Dans son ouvrage Libérer le travail, l'économiste Thomas Coutrot a montré qu'une faible autonomie dans le travail s'était accompagnée d'un fort taux d'abstention au premier tour de l'élection présidentielle et d'un vote massif en faveur du Front national au second. Cela traduit le sentiment d'impuissance qui trouve en partie son origine dans le travail.

Le déficit de démocratie dénoncé aujourd'hui est aussi bien ancré dans l'entreprise que dans l'administration ou l'hôpital. L'explosion de la souffrance au travail déplorée ces vingt dernières années, dont aucun secteur ou branche d'activité n'est indemne, puise ses origines dans des modes d'organisation du travail et de management qui dépossèdent les travailleurs d'une grande partie de leur autonomie pour bien faire leur travail. Autonomie dans la mise en oeuvre de leurs compétences et de leurs savoir-faire, autonomie dans la coopération et le travail collaboratif pour faire face aux aléas et imprévus du travail réel.

Face à ces empêchements à prendre soin du travail, il y a ceux qui vont s'épuiser à les surmonter, afin que le résultat garde forme humaine, et ceux qui, pensant se préserver, vont renoncer. Le coût psychique de ces deux postures est exorbitant. Le coût économique ne l'est pas moins. Et aujourd'hui, avec la révolte des gilets jaunes, c'est le coût politique qui menace la démocratie.

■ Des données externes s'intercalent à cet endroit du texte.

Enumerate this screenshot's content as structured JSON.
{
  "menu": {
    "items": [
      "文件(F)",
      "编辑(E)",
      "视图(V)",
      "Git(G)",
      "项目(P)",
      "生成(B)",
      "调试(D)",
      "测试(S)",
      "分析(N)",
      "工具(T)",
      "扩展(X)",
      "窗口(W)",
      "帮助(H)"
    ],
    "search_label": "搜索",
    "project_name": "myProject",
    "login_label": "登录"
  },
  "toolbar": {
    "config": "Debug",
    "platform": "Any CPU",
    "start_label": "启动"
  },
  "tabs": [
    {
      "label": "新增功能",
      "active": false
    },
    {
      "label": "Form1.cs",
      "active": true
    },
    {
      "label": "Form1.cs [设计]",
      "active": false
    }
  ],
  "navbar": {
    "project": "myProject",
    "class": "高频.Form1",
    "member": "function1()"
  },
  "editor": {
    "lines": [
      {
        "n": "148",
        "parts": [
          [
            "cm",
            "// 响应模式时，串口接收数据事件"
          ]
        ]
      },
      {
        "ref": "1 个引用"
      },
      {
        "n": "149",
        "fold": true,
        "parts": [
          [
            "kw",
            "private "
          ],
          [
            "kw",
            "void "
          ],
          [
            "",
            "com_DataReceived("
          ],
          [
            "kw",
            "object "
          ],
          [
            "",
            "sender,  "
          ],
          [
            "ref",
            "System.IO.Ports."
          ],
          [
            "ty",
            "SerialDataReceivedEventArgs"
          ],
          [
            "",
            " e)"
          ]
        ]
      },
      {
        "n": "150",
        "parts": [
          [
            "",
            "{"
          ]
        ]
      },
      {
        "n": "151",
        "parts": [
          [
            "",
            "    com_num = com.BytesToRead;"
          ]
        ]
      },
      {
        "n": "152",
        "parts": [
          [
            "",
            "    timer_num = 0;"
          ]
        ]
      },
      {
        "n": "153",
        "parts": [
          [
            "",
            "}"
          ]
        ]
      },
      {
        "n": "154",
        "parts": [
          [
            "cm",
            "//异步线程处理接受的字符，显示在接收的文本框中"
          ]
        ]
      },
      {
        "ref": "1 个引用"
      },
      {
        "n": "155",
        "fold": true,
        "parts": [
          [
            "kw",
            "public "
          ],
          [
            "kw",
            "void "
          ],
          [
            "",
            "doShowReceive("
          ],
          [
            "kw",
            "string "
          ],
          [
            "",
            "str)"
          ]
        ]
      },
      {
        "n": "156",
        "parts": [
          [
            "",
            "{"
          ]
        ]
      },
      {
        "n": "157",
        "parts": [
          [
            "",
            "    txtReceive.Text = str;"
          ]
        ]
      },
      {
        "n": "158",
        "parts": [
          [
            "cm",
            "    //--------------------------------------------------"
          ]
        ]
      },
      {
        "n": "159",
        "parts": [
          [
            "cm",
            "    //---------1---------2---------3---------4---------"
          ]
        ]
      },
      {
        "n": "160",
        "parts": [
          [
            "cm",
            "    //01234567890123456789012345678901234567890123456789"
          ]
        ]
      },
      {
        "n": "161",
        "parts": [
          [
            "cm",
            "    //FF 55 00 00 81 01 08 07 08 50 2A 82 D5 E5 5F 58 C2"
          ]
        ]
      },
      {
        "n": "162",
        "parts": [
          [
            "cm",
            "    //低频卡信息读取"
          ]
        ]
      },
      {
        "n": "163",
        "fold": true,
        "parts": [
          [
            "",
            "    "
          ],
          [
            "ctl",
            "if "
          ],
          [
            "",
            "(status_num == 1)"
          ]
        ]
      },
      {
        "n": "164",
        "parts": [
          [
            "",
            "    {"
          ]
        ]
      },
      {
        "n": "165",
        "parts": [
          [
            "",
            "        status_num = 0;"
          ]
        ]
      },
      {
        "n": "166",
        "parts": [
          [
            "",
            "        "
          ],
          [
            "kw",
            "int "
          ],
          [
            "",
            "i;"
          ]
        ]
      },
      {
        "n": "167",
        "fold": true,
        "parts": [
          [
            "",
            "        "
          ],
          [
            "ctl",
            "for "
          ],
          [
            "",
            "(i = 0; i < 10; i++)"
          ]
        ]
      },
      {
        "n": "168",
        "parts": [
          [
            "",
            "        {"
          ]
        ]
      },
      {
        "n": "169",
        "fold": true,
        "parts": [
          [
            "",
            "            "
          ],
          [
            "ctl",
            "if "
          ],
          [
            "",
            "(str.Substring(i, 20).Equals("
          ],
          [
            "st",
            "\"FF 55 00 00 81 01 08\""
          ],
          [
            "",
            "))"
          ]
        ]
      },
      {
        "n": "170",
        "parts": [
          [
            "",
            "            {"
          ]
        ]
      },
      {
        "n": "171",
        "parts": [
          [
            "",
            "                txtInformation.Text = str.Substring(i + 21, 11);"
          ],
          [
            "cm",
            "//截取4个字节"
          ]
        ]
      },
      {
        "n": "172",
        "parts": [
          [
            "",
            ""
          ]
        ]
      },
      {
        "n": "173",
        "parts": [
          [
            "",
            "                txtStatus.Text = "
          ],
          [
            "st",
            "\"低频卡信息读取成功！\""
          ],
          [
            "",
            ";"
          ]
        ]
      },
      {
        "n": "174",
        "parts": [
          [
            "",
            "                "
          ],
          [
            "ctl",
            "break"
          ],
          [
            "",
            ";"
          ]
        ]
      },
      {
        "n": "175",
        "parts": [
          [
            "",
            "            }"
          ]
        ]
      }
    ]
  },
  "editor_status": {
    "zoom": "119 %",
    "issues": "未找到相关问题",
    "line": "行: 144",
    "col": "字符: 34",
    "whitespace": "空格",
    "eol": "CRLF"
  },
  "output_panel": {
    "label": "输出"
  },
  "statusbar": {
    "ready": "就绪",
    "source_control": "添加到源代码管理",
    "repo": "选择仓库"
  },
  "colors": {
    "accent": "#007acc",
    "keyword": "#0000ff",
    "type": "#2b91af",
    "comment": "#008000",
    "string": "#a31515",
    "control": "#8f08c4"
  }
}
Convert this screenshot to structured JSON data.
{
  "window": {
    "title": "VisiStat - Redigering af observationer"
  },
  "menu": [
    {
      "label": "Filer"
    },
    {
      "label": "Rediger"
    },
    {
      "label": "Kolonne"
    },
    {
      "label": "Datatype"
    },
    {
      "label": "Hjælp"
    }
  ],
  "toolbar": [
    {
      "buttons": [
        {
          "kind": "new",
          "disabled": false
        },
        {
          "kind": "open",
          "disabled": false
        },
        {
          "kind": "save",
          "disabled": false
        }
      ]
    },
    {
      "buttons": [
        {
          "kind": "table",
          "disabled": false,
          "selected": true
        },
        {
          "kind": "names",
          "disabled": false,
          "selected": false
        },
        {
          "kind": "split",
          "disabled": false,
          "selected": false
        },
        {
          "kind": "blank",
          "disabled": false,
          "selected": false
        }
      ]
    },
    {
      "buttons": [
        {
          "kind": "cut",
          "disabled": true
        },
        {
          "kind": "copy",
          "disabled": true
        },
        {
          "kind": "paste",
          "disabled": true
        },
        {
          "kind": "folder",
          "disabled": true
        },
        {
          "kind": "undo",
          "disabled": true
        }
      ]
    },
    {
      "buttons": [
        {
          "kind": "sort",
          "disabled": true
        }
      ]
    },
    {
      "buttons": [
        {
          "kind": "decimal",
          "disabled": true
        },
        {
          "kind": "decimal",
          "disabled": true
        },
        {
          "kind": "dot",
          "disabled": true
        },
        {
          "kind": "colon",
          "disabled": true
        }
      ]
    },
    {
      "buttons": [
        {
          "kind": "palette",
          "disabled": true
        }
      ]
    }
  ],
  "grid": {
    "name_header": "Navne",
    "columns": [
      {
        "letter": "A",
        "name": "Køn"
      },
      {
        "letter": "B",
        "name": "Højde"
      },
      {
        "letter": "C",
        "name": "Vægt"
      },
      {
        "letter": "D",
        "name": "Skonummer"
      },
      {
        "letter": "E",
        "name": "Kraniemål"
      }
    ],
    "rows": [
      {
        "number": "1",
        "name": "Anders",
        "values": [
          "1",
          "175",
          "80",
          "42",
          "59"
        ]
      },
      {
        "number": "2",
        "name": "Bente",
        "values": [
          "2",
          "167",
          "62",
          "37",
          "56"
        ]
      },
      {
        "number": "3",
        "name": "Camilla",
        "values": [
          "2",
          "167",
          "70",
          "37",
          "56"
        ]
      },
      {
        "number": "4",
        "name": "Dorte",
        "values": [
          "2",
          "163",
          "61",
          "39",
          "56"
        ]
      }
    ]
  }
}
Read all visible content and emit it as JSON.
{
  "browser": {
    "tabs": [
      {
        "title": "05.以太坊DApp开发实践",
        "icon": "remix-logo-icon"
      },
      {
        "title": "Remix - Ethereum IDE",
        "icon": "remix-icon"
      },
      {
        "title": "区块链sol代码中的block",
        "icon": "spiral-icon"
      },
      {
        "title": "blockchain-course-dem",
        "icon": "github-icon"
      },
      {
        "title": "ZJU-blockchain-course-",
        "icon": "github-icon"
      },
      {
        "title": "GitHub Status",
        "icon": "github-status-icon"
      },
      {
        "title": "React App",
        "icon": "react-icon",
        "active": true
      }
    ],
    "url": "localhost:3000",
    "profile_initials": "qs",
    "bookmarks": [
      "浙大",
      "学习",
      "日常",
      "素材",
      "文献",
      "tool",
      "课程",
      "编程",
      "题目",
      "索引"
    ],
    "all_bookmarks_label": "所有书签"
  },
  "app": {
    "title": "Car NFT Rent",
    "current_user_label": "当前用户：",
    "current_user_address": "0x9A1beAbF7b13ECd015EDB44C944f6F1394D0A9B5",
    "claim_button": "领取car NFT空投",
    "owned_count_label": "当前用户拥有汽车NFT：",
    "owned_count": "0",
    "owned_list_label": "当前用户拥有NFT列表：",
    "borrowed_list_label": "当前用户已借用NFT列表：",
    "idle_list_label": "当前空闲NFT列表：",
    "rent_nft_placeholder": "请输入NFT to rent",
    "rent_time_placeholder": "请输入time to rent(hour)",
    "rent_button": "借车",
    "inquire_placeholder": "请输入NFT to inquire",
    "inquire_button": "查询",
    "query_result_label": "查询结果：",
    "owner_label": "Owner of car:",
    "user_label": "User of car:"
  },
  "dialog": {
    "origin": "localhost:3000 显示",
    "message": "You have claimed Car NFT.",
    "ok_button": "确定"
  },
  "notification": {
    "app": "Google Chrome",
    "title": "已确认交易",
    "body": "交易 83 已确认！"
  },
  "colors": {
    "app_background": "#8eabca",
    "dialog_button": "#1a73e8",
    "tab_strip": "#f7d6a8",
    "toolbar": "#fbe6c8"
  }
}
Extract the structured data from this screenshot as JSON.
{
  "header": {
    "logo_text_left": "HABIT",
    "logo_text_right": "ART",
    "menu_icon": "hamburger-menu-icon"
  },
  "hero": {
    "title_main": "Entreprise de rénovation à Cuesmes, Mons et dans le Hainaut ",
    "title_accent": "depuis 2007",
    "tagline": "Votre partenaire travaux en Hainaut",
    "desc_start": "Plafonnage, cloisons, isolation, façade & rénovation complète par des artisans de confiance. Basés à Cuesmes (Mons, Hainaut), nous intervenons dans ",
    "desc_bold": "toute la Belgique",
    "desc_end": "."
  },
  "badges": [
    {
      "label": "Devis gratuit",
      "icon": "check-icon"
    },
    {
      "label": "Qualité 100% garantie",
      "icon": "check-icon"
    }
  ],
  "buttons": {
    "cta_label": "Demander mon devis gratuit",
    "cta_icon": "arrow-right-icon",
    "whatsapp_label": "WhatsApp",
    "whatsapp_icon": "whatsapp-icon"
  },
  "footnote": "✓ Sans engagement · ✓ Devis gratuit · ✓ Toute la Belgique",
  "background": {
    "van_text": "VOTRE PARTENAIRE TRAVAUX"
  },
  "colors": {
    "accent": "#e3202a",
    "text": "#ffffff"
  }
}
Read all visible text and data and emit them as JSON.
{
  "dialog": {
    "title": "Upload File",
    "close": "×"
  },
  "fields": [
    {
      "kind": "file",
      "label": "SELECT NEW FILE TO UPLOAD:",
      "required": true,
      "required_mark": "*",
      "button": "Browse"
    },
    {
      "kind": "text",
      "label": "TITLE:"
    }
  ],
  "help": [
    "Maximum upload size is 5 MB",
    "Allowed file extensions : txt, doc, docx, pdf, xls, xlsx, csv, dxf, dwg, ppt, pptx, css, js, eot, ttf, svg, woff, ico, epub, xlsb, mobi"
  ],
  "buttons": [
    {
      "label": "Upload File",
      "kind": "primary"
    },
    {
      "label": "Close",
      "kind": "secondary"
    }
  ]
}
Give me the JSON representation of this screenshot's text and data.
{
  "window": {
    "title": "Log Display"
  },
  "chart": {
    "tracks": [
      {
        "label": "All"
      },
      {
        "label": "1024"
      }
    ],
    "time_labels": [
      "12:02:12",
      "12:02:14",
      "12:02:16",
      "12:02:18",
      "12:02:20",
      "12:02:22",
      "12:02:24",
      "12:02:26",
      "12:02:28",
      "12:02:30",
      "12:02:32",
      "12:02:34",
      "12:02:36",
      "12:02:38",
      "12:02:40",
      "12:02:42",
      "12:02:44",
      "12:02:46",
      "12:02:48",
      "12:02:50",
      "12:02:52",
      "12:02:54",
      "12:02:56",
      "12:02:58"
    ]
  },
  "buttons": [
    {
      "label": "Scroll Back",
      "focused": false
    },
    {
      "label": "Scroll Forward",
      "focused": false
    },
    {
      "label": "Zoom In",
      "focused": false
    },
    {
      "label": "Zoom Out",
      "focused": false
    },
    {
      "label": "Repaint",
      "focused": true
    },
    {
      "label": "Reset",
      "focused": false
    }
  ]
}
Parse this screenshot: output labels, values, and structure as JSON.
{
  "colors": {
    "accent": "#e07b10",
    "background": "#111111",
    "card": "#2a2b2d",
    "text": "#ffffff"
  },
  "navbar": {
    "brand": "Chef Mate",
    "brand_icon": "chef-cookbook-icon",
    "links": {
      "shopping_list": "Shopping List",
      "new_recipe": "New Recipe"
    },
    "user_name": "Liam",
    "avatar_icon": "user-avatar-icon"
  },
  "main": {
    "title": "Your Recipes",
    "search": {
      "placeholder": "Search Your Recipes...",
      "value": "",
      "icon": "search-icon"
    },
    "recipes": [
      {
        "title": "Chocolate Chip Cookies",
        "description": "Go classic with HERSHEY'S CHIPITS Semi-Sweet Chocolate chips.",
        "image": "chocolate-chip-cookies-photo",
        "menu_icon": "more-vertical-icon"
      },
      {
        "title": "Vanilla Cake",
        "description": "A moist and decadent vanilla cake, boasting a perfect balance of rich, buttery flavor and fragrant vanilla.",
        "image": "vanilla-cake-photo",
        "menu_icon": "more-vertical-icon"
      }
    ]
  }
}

La bonne nouvelle, c'est que cela n'est pas irrémédiable et ne coûte pas forcément un "pognon de dingue". Accorder des marges de manoeuvre aux salariés et aux agents, développer un management par le travail réel, valoriser l'expérience, faciliter la coopération, cela changerait totalement la donne, en restaurant la dignité de celui qui retrouve plaisir à participer à une oeuvre commune. Dans le secteur hypercontraint de l'action sanitaire et sociale, marqué par une sinistralité en forte hausse, la mutuelle Cides Chorum vient de montrer que c'était possible. Dans un établissement d'hébergement pour personnes âgées dépendantes (Ehpad) ou un service d'aide à domicile, il est ainsi rentable et performant, du point de vue des soins et du rapport entre santé et qualité du travail, de laisser les salariées organiser elles-mêmes leur planning et la régulation de leur activité.

Alors que va s'engager un grand débat national, n'oublions pas de redistribuer du pouvoir d'agir aux travailleurs, et pas simplement du pouvoir d'achat.